Principles of Fitness

Are eggs good or bad? What’s the best cardio exercise? I hate these questions. They’re bad questions. I also hate people who say there’s no such thing as a bad question. The purpose of a question is to obtain information relevant to you. “Are eggs bad?” For who? You? What’s your family history like? When’s the last time you had blood work done? What does your lipid profile look like? Do you like the taste of eggs? All of these questions matter before the initial one can be answered.

“What’s the best cardio exercise?” Ummmmmmm let’s see here. How much do you weigh? How much time are you willing to commit each day? Do you have any orthopedic issues? How old are you? Tell me about your current exercise routine.

These questions and many more can be answered using principles. There are principles of fitness and nutrition that are established as fact. Here are those principles and how I use them to organize my training days, weeks, and months. Written in order of importance, in my opinion. That’s all that matters here.

Specificity

For some goals such as becoming more proficient in swimming, basketball, or running this principle is obvious. For other goals like weight loss, weight gain, and other aesthetic endevours this principle may become quite confusing.

To get better at something, you need to do that something, often. For example I’ve read about driving a manual transmission car, I watched YouTube videos, and I listened to my Dad tell me how. I learned and was okay. However it wasn’t until I bought my own car and drove it everyday, shifting gears, that I became proficient at it.

Regularity

In order for a fitness regimen to be effective it has to be consistent. If you noticed I couldn’t even resist mentioning this principle in one bold word above. Average recovery time for a muscle after a hard workout ranges from 24-72 hours. On steroids this could reduce to as little as 3 hours. This is the game. Can you figure out the earliest you can stress that muscle again without overtraining? The more often you can stress the muscle, the bigger the increases in size and strength. There’s a different sweet spot for different muscles on different people being asked to do different things depending on that person’s choice and preference of exercise. That’s a lot of variables.
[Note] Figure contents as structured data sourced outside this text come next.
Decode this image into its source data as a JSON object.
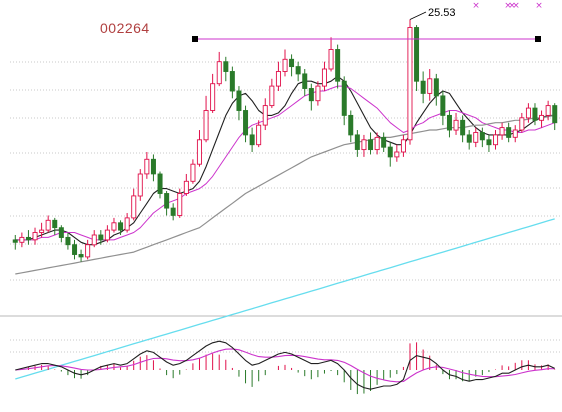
{
  "chart": {
    "stock_code": "002264",
    "high_label": "25.53",
    "colors": {
      "up": "#e0104a",
      "down": "#2a7a2a",
      "ma_short": "#202020",
      "ma_mid": "#cc33cc",
      "ma_long": "#909090",
      "ma_year": "#66ddee",
      "macd_dif": "#202020",
      "macd_dea": "#cc33cc",
      "marker": "#cc33cc",
      "bracket": "#cc33cc"
    }
  },
  "chart_data": {
    "type": "candlestick",
    "price_axis": {
      "ylim": [
        14.2,
        26.0
      ],
      "tick_labels_shown": false
    },
    "candles": [
      [
        16.5,
        16.4,
        16.7,
        16.1
      ],
      [
        16.4,
        16.6,
        16.8,
        16.2
      ],
      [
        16.6,
        16.5,
        16.9,
        16.3
      ],
      [
        16.5,
        16.8,
        17.0,
        16.3
      ],
      [
        16.8,
        16.9,
        17.2,
        16.6
      ],
      [
        16.9,
        17.3,
        17.5,
        16.8
      ],
      [
        17.3,
        17.0,
        17.4,
        16.7
      ],
      [
        17.0,
        16.6,
        17.1,
        16.4
      ],
      [
        16.6,
        16.3,
        16.8,
        16.1
      ],
      [
        16.3,
        15.9,
        16.5,
        15.7
      ],
      [
        15.9,
        15.8,
        16.1,
        15.6
      ],
      [
        15.8,
        16.3,
        16.5,
        15.7
      ],
      [
        16.3,
        16.7,
        16.9,
        16.2
      ],
      [
        16.7,
        16.5,
        16.9,
        16.3
      ],
      [
        16.5,
        16.9,
        17.1,
        16.4
      ],
      [
        16.9,
        17.2,
        17.4,
        16.8
      ],
      [
        17.2,
        16.9,
        17.3,
        16.7
      ],
      [
        16.9,
        17.4,
        17.6,
        16.8
      ],
      [
        17.4,
        18.3,
        18.6,
        17.3
      ],
      [
        18.3,
        19.2,
        19.4,
        18.1
      ],
      [
        19.2,
        19.8,
        20.1,
        19.0
      ],
      [
        19.8,
        19.2,
        20.0,
        18.9
      ],
      [
        19.2,
        18.4,
        19.3,
        18.2
      ],
      [
        18.4,
        17.8,
        18.5,
        17.5
      ],
      [
        17.8,
        17.5,
        18.0,
        17.3
      ],
      [
        17.5,
        18.4,
        18.6,
        17.4
      ],
      [
        18.4,
        18.9,
        19.2,
        18.3
      ],
      [
        18.9,
        19.6,
        19.8,
        18.8
      ],
      [
        19.6,
        20.6,
        21.0,
        19.5
      ],
      [
        20.6,
        21.8,
        22.4,
        20.5
      ],
      [
        21.8,
        22.9,
        23.3,
        21.7
      ],
      [
        22.9,
        23.8,
        24.2,
        22.8
      ],
      [
        23.8,
        23.4,
        24.0,
        23.0
      ],
      [
        23.4,
        22.6,
        23.6,
        22.3
      ],
      [
        22.6,
        21.8,
        22.8,
        21.4
      ],
      [
        21.8,
        20.8,
        22.0,
        20.5
      ],
      [
        20.8,
        20.4,
        21.1,
        20.1
      ],
      [
        20.4,
        21.2,
        21.4,
        20.3
      ],
      [
        21.2,
        22.0,
        22.3,
        21.0
      ],
      [
        22.0,
        22.8,
        23.1,
        21.9
      ],
      [
        22.8,
        23.4,
        23.8,
        22.6
      ],
      [
        23.4,
        23.9,
        24.3,
        23.2
      ],
      [
        23.9,
        23.6,
        24.1,
        23.2
      ],
      [
        23.6,
        23.3,
        23.8,
        23.0
      ],
      [
        23.3,
        22.7,
        23.5,
        22.4
      ],
      [
        22.7,
        22.2,
        22.9,
        21.8
      ],
      [
        22.2,
        22.8,
        23.0,
        22.0
      ],
      [
        22.8,
        23.5,
        23.8,
        22.6
      ],
      [
        23.5,
        24.3,
        24.8,
        23.4
      ],
      [
        24.3,
        23.0,
        24.5,
        22.7
      ],
      [
        23.0,
        21.6,
        23.2,
        21.2
      ],
      [
        21.6,
        20.8,
        21.8,
        20.5
      ],
      [
        20.8,
        20.2,
        21.0,
        19.9
      ],
      [
        20.2,
        20.6,
        20.8,
        19.9
      ],
      [
        20.6,
        20.2,
        20.9,
        20.0
      ],
      [
        20.2,
        20.7,
        20.9,
        20.0
      ],
      [
        20.7,
        20.3,
        20.9,
        20.1
      ],
      [
        20.3,
        19.9,
        20.5,
        19.5
      ],
      [
        19.9,
        20.1,
        20.4,
        19.7
      ],
      [
        20.1,
        20.6,
        20.8,
        19.9
      ],
      [
        20.6,
        25.2,
        25.53,
        20.4
      ],
      [
        25.2,
        23.0,
        25.3,
        22.6
      ],
      [
        23.0,
        22.5,
        23.4,
        22.1
      ],
      [
        22.5,
        23.1,
        23.5,
        22.2
      ],
      [
        23.1,
        22.4,
        23.3,
        22.0
      ],
      [
        22.4,
        21.6,
        22.6,
        21.2
      ],
      [
        21.6,
        21.0,
        21.8,
        20.7
      ],
      [
        21.0,
        21.4,
        21.7,
        20.8
      ],
      [
        21.4,
        20.8,
        21.6,
        20.5
      ],
      [
        20.8,
        20.5,
        21.0,
        20.2
      ],
      [
        20.5,
        20.9,
        21.1,
        20.3
      ],
      [
        20.9,
        20.6,
        21.1,
        20.3
      ],
      [
        20.6,
        20.4,
        20.8,
        20.1
      ],
      [
        20.4,
        20.8,
        21.0,
        20.2
      ],
      [
        20.8,
        21.1,
        21.3,
        20.6
      ],
      [
        21.1,
        20.7,
        21.3,
        20.5
      ],
      [
        20.7,
        21.0,
        21.2,
        20.5
      ],
      [
        21.0,
        21.5,
        21.7,
        20.9
      ],
      [
        21.5,
        21.9,
        22.1,
        21.3
      ],
      [
        21.9,
        21.4,
        22.1,
        21.2
      ],
      [
        21.4,
        21.6,
        21.8,
        21.1
      ],
      [
        21.6,
        22.0,
        22.2,
        21.4
      ],
      [
        22.0,
        21.3,
        22.1,
        21.0
      ]
    ],
    "moving_averages": [
      {
        "name": "MA-short",
        "values": [
          16.5,
          16.5,
          16.5,
          16.6,
          16.7,
          16.8,
          16.9,
          16.9,
          16.8,
          16.6,
          16.4,
          16.3,
          16.3,
          16.4,
          16.5,
          16.7,
          16.8,
          17.0,
          17.2,
          17.6,
          18.0,
          18.4,
          18.6,
          18.6,
          18.5,
          18.4,
          18.5,
          18.6,
          18.9,
          19.5,
          20.2,
          20.9,
          21.6,
          22.1,
          22.4,
          22.5,
          22.2,
          21.8,
          21.6,
          21.6,
          21.7,
          22.0,
          22.5,
          22.9,
          23.0,
          23.0,
          22.9,
          22.9,
          23.0,
          23.2,
          23.0,
          22.6,
          22.1,
          21.6,
          21.1,
          20.8,
          20.6,
          20.5,
          20.4,
          20.4,
          20.8,
          21.3,
          21.7,
          22.1,
          22.4,
          22.6,
          22.5,
          22.1,
          21.7,
          21.4,
          21.1,
          20.9,
          20.8,
          20.8,
          20.8,
          20.8,
          20.9,
          21.0,
          21.2,
          21.4,
          21.5,
          21.6,
          21.6
        ]
      },
      {
        "name": "MA-mid",
        "values": [
          16.5,
          16.5,
          16.5,
          16.5,
          16.6,
          16.6,
          16.7,
          16.8,
          16.8,
          16.8,
          16.7,
          16.6,
          16.5,
          16.5,
          16.5,
          16.5,
          16.6,
          16.7,
          16.8,
          17.0,
          17.3,
          17.6,
          17.8,
          18.0,
          18.1,
          18.2,
          18.4,
          18.5,
          18.6,
          18.8,
          19.1,
          19.5,
          19.9,
          20.3,
          20.7,
          21.0,
          21.2,
          21.3,
          21.4,
          21.5,
          21.6,
          21.8,
          22.0,
          22.2,
          22.4,
          22.5,
          22.6,
          22.6,
          22.7,
          22.8,
          22.8,
          22.7,
          22.5,
          22.3,
          22.1,
          21.9,
          21.6,
          21.3,
          21.1,
          20.9,
          21.0,
          21.2,
          21.3,
          21.5,
          21.6,
          21.7,
          21.8,
          21.8,
          21.7,
          21.6,
          21.5,
          21.3,
          21.2,
          21.1,
          21.0,
          21.0,
          20.9,
          20.9,
          21.0,
          21.0,
          21.1,
          21.2,
          21.3
        ]
      },
      {
        "name": "MA-long",
        "values": [
          15.1,
          15.15,
          15.2,
          15.25,
          15.3,
          15.35,
          15.4,
          15.45,
          15.5,
          15.55,
          15.6,
          15.65,
          15.7,
          15.75,
          15.8,
          15.85,
          15.9,
          15.95,
          16.0,
          16.1,
          16.2,
          16.3,
          16.4,
          16.5,
          16.6,
          16.7,
          16.8,
          16.9,
          17.0,
          17.2,
          17.4,
          17.6,
          17.8,
          18.0,
          18.2,
          18.4,
          18.55,
          18.7,
          18.85,
          19.0,
          19.15,
          19.3,
          19.45,
          19.6,
          19.75,
          19.9,
          20.0,
          20.1,
          20.2,
          20.3,
          20.4,
          20.45,
          20.5,
          20.55,
          20.6,
          20.65,
          20.7,
          20.7,
          20.75,
          20.8,
          20.85,
          20.9,
          20.95,
          21.0,
          21.0,
          21.05,
          21.1,
          21.1,
          21.1,
          21.15,
          21.2,
          21.2,
          21.25,
          21.3,
          21.3,
          21.35,
          21.4,
          21.4,
          21.45,
          21.5,
          21.5,
          21.55,
          21.6
        ]
      },
      {
        "name": "MA-year",
        "values": [
          10.8,
          10.88,
          10.96,
          11.04,
          11.12,
          11.2,
          11.28,
          11.36,
          11.44,
          11.52,
          11.6,
          11.68,
          11.76,
          11.84,
          11.92,
          12.0,
          12.08,
          12.16,
          12.24,
          12.32,
          12.4,
          12.48,
          12.56,
          12.64,
          12.72,
          12.8,
          12.88,
          12.96,
          13.04,
          13.12,
          13.2,
          13.28,
          13.36,
          13.44,
          13.52,
          13.6,
          13.68,
          13.76,
          13.84,
          13.92,
          14.0,
          14.08,
          14.16,
          14.24,
          14.32,
          14.4,
          14.48,
          14.56,
          14.64,
          14.72,
          14.8,
          14.88,
          14.96,
          15.04,
          15.12,
          15.2,
          15.28,
          15.36,
          15.44,
          15.52,
          15.6,
          15.68,
          15.76,
          15.84,
          15.92,
          16.0,
          16.08,
          16.16,
          16.24,
          16.32,
          16.4,
          16.48,
          16.56,
          16.64,
          16.72,
          16.8,
          16.88,
          16.96,
          17.04,
          17.12,
          17.2,
          17.28,
          17.36
        ]
      }
    ],
    "high_marker": {
      "index": 60,
      "value": 25.53
    },
    "macd": {
      "ylim": [
        -1.0,
        1.0
      ],
      "dif": [
        0.0,
        0.05,
        0.1,
        0.15,
        0.2,
        0.2,
        0.15,
        0.1,
        0.0,
        -0.1,
        -0.15,
        -0.1,
        0.0,
        0.1,
        0.15,
        0.2,
        0.15,
        0.2,
        0.35,
        0.5,
        0.6,
        0.55,
        0.4,
        0.25,
        0.15,
        0.2,
        0.3,
        0.45,
        0.6,
        0.75,
        0.85,
        0.9,
        0.85,
        0.7,
        0.5,
        0.3,
        0.15,
        0.2,
        0.3,
        0.4,
        0.5,
        0.55,
        0.5,
        0.4,
        0.3,
        0.2,
        0.2,
        0.25,
        0.3,
        0.2,
        0.0,
        -0.25,
        -0.45,
        -0.55,
        -0.6,
        -0.55,
        -0.5,
        -0.5,
        -0.45,
        -0.3,
        0.3,
        0.45,
        0.4,
        0.35,
        0.2,
        0.0,
        -0.15,
        -0.2,
        -0.3,
        -0.35,
        -0.3,
        -0.3,
        -0.25,
        -0.2,
        -0.1,
        -0.1,
        0.0,
        0.1,
        0.15,
        0.1,
        0.1,
        0.15,
        0.05
      ],
      "dea": [
        0.0,
        0.02,
        0.04,
        0.07,
        0.1,
        0.13,
        0.14,
        0.13,
        0.1,
        0.06,
        0.02,
        0.0,
        0.0,
        0.02,
        0.05,
        0.08,
        0.1,
        0.12,
        0.17,
        0.24,
        0.31,
        0.36,
        0.37,
        0.35,
        0.31,
        0.29,
        0.29,
        0.32,
        0.37,
        0.45,
        0.53,
        0.6,
        0.65,
        0.66,
        0.63,
        0.56,
        0.48,
        0.42,
        0.4,
        0.4,
        0.42,
        0.45,
        0.46,
        0.45,
        0.42,
        0.38,
        0.34,
        0.32,
        0.32,
        0.3,
        0.24,
        0.14,
        0.02,
        -0.09,
        -0.19,
        -0.26,
        -0.31,
        -0.35,
        -0.37,
        -0.36,
        -0.22,
        -0.09,
        0.0,
        0.07,
        0.1,
        0.08,
        0.03,
        -0.02,
        -0.08,
        -0.13,
        -0.17,
        -0.2,
        -0.21,
        -0.21,
        -0.19,
        -0.17,
        -0.14,
        -0.09,
        -0.04,
        -0.01,
        0.01,
        0.04,
        0.04
      ]
    }
  }
}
This is  why “yes or no” questions and “which is the best?” type of questions are bad questions.

Overload

Overload means the work load of your workout must exceed the normal demands placed upon the body. This is the goal of every session for some programs you’ll find on the internet. This type of training requires strict recovery protocols when not training in order to progress this quickly depending on the initial fitness of the participant. No matter the program, gradually increasing the stress upon the body through intensity or duration needs to happen regularly. This is what makes certain exercise styles, especially those found in group exercise, ineffective rather quickly. This is because the class times stay the same, for scheduling purposes, and weight lifted is usually limited. A participant doing these classes for 6 months consistently will realize limited gains in fitness beyond this time, as their body has adapted and is no longer receiving the overload it once did.

Recovery

As discussed earlier, the game we’re all playing is train and recover. How long to train? How long to recover? It is a lifelong learning process for every individual. You may have heard of the term overtraining. Forget that, and remember underrecovery.

There technically are a few more principles, but they simply subsets of the principles listed above. Apply these principles to any activity, sport, exercise, you do. They always hold true.